The newness of life without Shirley is very difficult to bear.  Instead of the weight of the loss, we try to concentrate on the seventeen years of a Shitzu's brand of joy.  Now it is important to remember and realize the things Shirley taught us - especially the grace with which she accepted her burdens and how she bore the infirmities of old age, still giving joy and lending comfort to us, her caretakers.  How she accepted what each day presented her, some better, some worse, the last several wavering somewhere between continuing or stopping.

Shirley taught us patience in the way she waited for us to wait on her, passing long days in the house, moving from room to room, marking time until companionship and supper. She taught us courage as she dealt with the aches and pains of canine senior citizenry, eyesight and hearing going slowly, arthritis claiming her little bones.  She gave us an appreciation of simplicity, showing contentment in her plain, slow lifestyle, finding pleasure in an occasional taste of "table food," a nice long afternoon nap, or a short walk in the outdoors.

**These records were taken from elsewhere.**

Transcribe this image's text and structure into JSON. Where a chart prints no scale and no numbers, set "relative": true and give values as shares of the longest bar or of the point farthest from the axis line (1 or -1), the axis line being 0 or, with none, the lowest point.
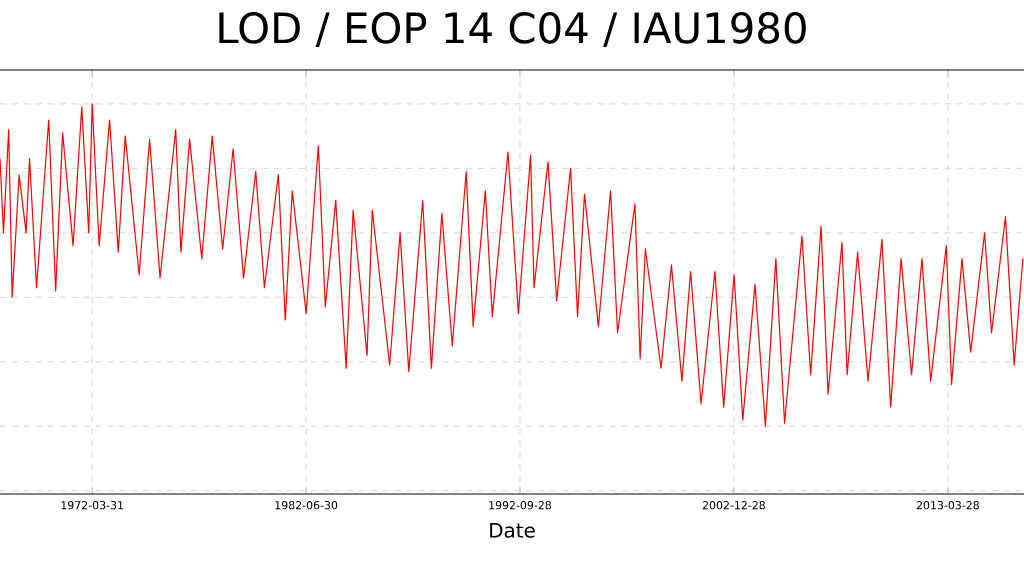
{
  "chart_data": {
    "type": "line",
    "title": "LOD / EOP 14 C04 / IAU1980",
    "xlabel": "Date",
    "relative": true,
    "grid": true,
    "marker": "none",
    "line_style": "solid",
    "xlim": [
      "1967-11-01",
      "2016-11-21"
    ],
    "xticks": [
      "1972-03-31",
      "1982-06-30",
      "1992-09-28",
      "2002-12-28",
      "2013-03-28"
    ],
    "series": [
      {
        "color": "#ff0000",
        "x": [
          "1967-11",
          "1968-01",
          "1968-04",
          "1968-06",
          "1968-10",
          "1969-02",
          "1969-04",
          "1969-08",
          "1970-03",
          "1970-07",
          "1970-11",
          "1971-05",
          "1971-10",
          "1972-02",
          "1972-04",
          "1972-08",
          "1973-02",
          "1973-07",
          "1973-11",
          "1974-07",
          "1975-01",
          "1975-07",
          "1976-04",
          "1976-07",
          "1976-12",
          "1977-07",
          "1978-01",
          "1978-07",
          "1979-01",
          "1979-07",
          "1980-02",
          "1980-07",
          "1981-03",
          "1981-07",
          "1981-11",
          "1982-07",
          "1983-02",
          "1983-06",
          "1983-12",
          "1984-06",
          "1984-10",
          "1985-06",
          "1985-09",
          "1986-07",
          "1987-01",
          "1987-06",
          "1988-02",
          "1988-07",
          "1989-01",
          "1989-07",
          "1990-03",
          "1990-07",
          "1991-02",
          "1991-06",
          "1992-03",
          "1992-09",
          "1993-04",
          "1993-06",
          "1994-02",
          "1994-07",
          "1995-03",
          "1995-07",
          "1995-11",
          "1996-07",
          "1997-02",
          "1997-06",
          "1998-04",
          "1998-07",
          "1998-10",
          "1999-07",
          "2000-01",
          "2000-07",
          "2000-12",
          "2001-06",
          "2002-02",
          "2002-07",
          "2003-01",
          "2003-06",
          "2004-01",
          "2004-07",
          "2005-01",
          "2005-06",
          "2006-04",
          "2006-09",
          "2007-03",
          "2007-07",
          "2008-03",
          "2008-06",
          "2008-12",
          "2009-06",
          "2010-02",
          "2010-07",
          "2011-01",
          "2011-07",
          "2012-01",
          "2012-06",
          "2013-03",
          "2013-06",
          "2013-12",
          "2014-05",
          "2015-01",
          "2015-05",
          "2016-01",
          "2016-06",
          "2016-11"
        ],
        "values": [
          0.83,
          0.6,
          0.92,
          0.4,
          0.78,
          0.6,
          0.83,
          0.43,
          0.95,
          0.42,
          0.91,
          0.56,
          0.99,
          0.6,
          1.0,
          0.56,
          0.95,
          0.54,
          0.9,
          0.47,
          0.89,
          0.46,
          0.92,
          0.54,
          0.89,
          0.52,
          0.9,
          0.55,
          0.86,
          0.46,
          0.79,
          0.43,
          0.78,
          0.33,
          0.73,
          0.35,
          0.87,
          0.37,
          0.7,
          0.18,
          0.67,
          0.22,
          0.67,
          0.19,
          0.6,
          0.17,
          0.7,
          0.18,
          0.66,
          0.25,
          0.79,
          0.31,
          0.73,
          0.34,
          0.85,
          0.35,
          0.84,
          0.43,
          0.82,
          0.39,
          0.8,
          0.34,
          0.72,
          0.31,
          0.73,
          0.29,
          0.69,
          0.21,
          0.55,
          0.18,
          0.5,
          0.14,
          0.48,
          0.07,
          0.48,
          0.06,
          0.47,
          0.02,
          0.44,
          0.0,
          0.52,
          0.01,
          0.59,
          0.16,
          0.62,
          0.1,
          0.57,
          0.16,
          0.54,
          0.14,
          0.58,
          0.06,
          0.52,
          0.16,
          0.52,
          0.14,
          0.56,
          0.13,
          0.52,
          0.23,
          0.6,
          0.29,
          0.65,
          0.19,
          0.52
        ]
      }
    ]
  }
}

Today we seek for time to go backwards to when Shirley was with us.  We mourn with hearts made heavy with the molten lead of grief.  Tomorrow we will still miss her soft paw-steps; her sneezes; her lifted-tail, rolling prance.  Next week we will think we hear her bark or see her in a shadow that flashes across a room.  In a month, we will still hold our breath in the dark and listen for her quiet breathing or whistling snores.

We will go to her place in the country and set a white fence and a smooth stone.  We will plant grass and flowers and sit in the shade of the big cedar and talk with her, tell her we miss her, and relate our recent life changes and challenges.  Hopefully, we will mostly rejoice in the knowing of Shirley.  We will remember the lessons we know now and revel in those that will come.

Though we will wonder at what price the joy, we will come to learn that the answer is that joy costs us only when we mark it with the price of grief.  That's not what Shirley would have done.  She would have just rejoiced in the moment.

Thank you, Shirley.  We love you so much.